Access and egress to a place of work can also be work at height. The work at height regulations under the h
Health and Safety acts place an onus on employers to ensure that the work is properly planned and organised.

In advance of starting work, each situation should be assessed to determine the best method for obtaining access to the elevated position where the work needs to done.

These are the main factors you should take into consideration during this assessment:

* How long do you estimate the activity will take?
* How complex is the task?
* How many component parts need to be handled?
* How big and heavy are they?
* How high above ground level is the work be done?
* How much moving around horizontally will be necessary at an elevated position?
* What kind of access equipment is available?
* Is any additional equipment required for safe and economic working?
* Is it necessary to use a hydraulic platform?
* Are suitably trained and experienced personnel available?
* How much supervision will be required?

The work method must be discussed with all personnel and documented in a method statement.

The equipment to be considered could include:

* Trestles
* Ladders
* Hydraulic working platforms
* Mobile tower scaffolds
* Safety harnesses

All equipment should be inspected prior to use and used only in accordance with the standard operating procedures. Items such as hydraulic working platforms should only be used by trained personnel.

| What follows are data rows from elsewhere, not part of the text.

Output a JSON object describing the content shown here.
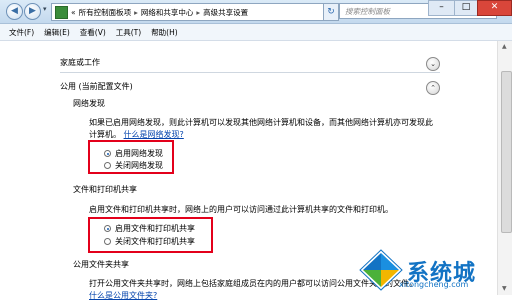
{
  "titlebar": {
    "back_icon": "back-arrow-icon",
    "forward_icon": "forward-arrow-icon",
    "breadcrumb": [
      "«",
      "所有控制面板项",
      "网络和共享中心",
      "高级共享设置"
    ],
    "search_placeholder": "搜索控制面板",
    "window_controls": [
      "minimize-icon",
      "maximize-icon",
      "close-icon"
    ]
  },
  "menu": [
    "文件(F)",
    "编辑(E)",
    "查看(V)",
    "工具(T)",
    "帮助(H)"
  ],
  "sections": {
    "home_work": "家庭或工作",
    "public": "公用 (当前配置文件)"
  },
  "network_discovery": {
    "heading": "网络发现",
    "desc_line1": "如果已启用网络发现，则此计算机可以发现其他网络计算机和设备，而其他网络计算机亦可发现此",
    "desc_line2": "计算机。",
    "link": "什么是网络发现?",
    "opt_on": "启用网络发现",
    "opt_off": "关闭网络发现",
    "selected": "启用网络发现"
  },
  "file_sharing": {
    "heading": "文件和打印机共享",
    "desc": "启用文件和打印机共享时，网络上的用户可以访问通过此计算机共享的文件和打印机。",
    "opt_on": "启用文件和打印机共享",
    "opt_off": "关闭文件和打印机共享",
    "selected": "启用文件和打印机共享"
  },
  "public_folder": {
    "heading": "公用文件夹共享",
    "desc": "打开公用文件夹共享时，网络上包括家庭组成员在内的用户都可以访问公用文件夹中的文件。",
    "link": "什么是公用文件夹?"
  },
  "colors": {
    "highlight_box": "#e3001b",
    "link": "#0645ad",
    "watermark": "#1273c4"
  },
  "watermark": {
    "text": "系统城",
    "url": "xitongcheng.com"
  }
}
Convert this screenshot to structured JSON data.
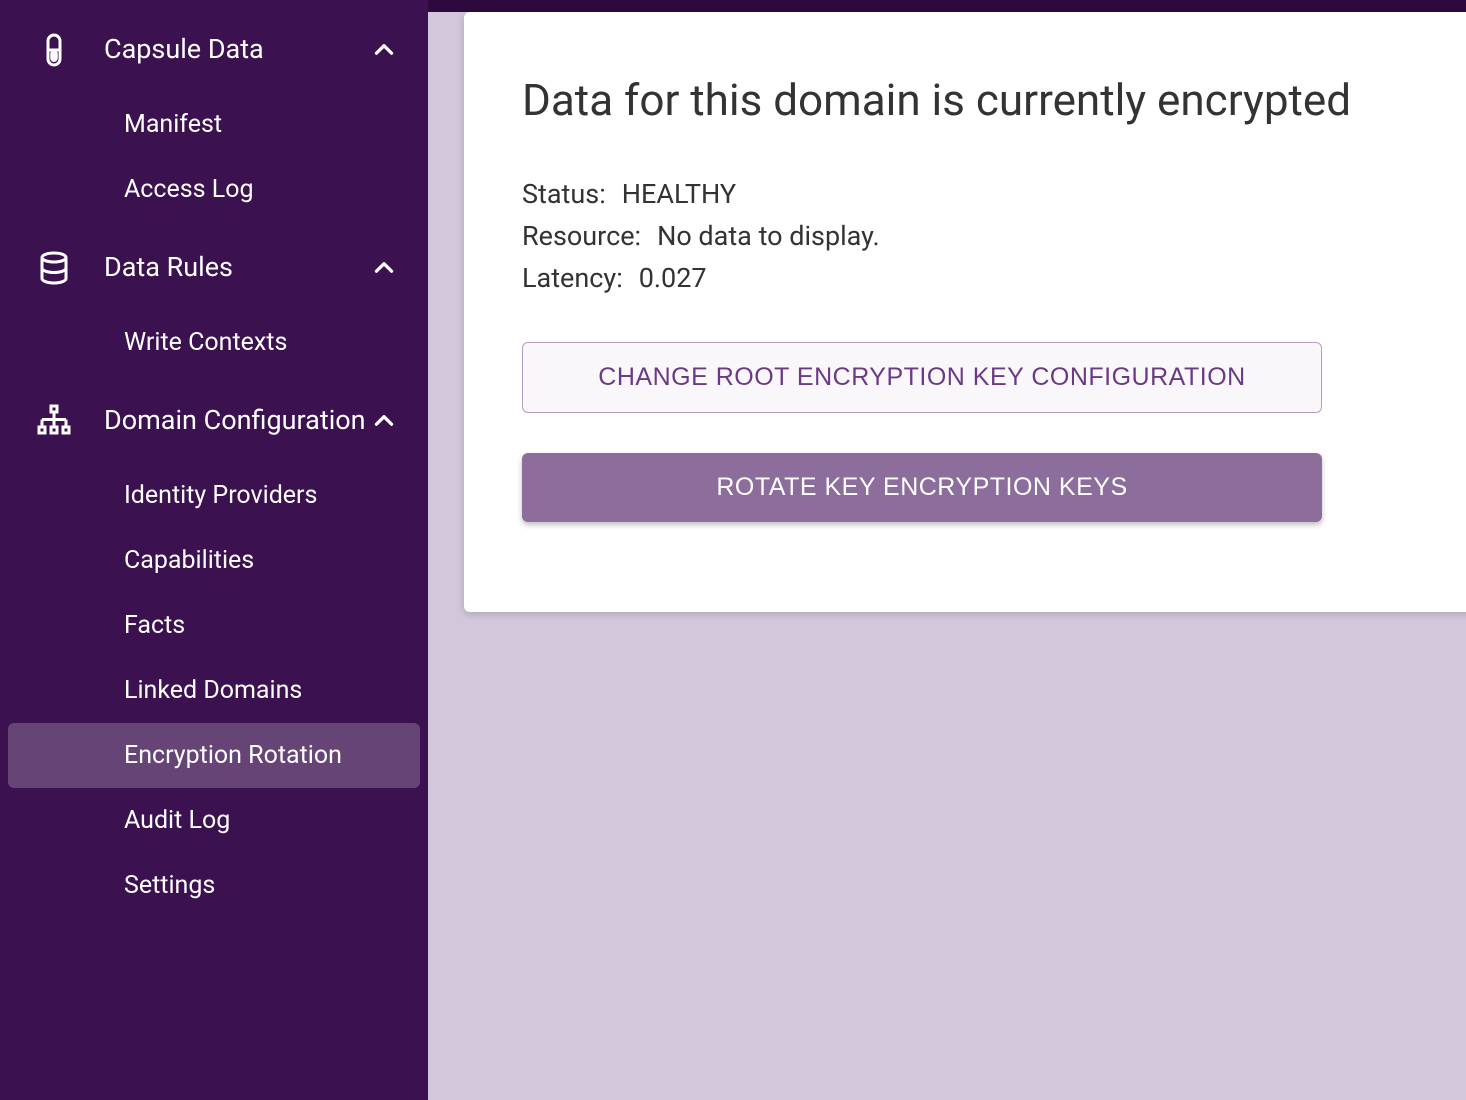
{
  "sidebar": {
    "sections": [
      {
        "label": "Capsule Data",
        "icon": "capsule",
        "items": [
          {
            "label": "Manifest",
            "active": false
          },
          {
            "label": "Access Log",
            "active": false
          }
        ]
      },
      {
        "label": "Data Rules",
        "icon": "database",
        "items": [
          {
            "label": "Write Contexts",
            "active": false
          }
        ]
      },
      {
        "label": "Domain Configuration",
        "icon": "sitemap",
        "items": [
          {
            "label": "Identity Providers",
            "active": false
          },
          {
            "label": "Capabilities",
            "active": false
          },
          {
            "label": "Facts",
            "active": false
          },
          {
            "label": "Linked Domains",
            "active": false
          },
          {
            "label": "Encryption Rotation",
            "active": true
          },
          {
            "label": "Audit Log",
            "active": false
          },
          {
            "label": "Settings",
            "active": false
          }
        ]
      }
    ]
  },
  "main": {
    "title": "Data for this domain is currently encrypted",
    "rows": [
      {
        "label": "Status",
        "value": "HEALTHY"
      },
      {
        "label": "Resource",
        "value": "No data to display."
      },
      {
        "label": "Latency",
        "value": "0.027"
      }
    ],
    "buttons": {
      "change_key": "Change root encryption key configuration",
      "rotate_key": "Rotate key encryption keys"
    }
  },
  "colors": {
    "sidebar_bg": "#3b1150",
    "page_bg": "#d3c7db",
    "accent": "#6a3a84",
    "btn_solid": "#8c6d9b"
  }
}
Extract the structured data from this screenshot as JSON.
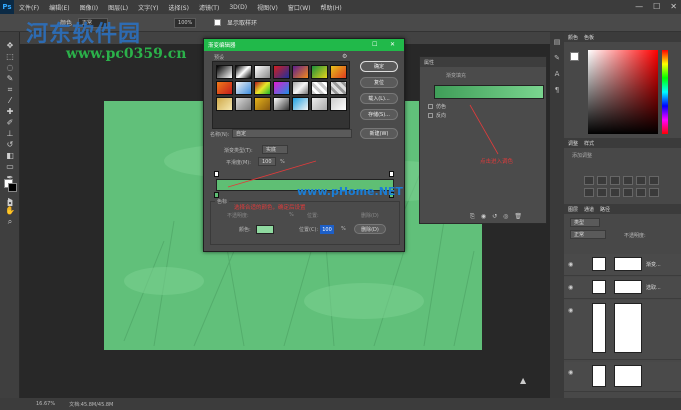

All equipment should be included in the risk assessment documents and signed off by all users in the method statement.

The risk assessment should include a careful examination of what harm could be caused from working at height with a view to taking the effective steps to reduce the likelihood of this harm occurring, either through avoiding the activity or, where this is not reasonably practicable, by carrying it out in a safe manner using work equipment that is appropriate to the task and the level of risk.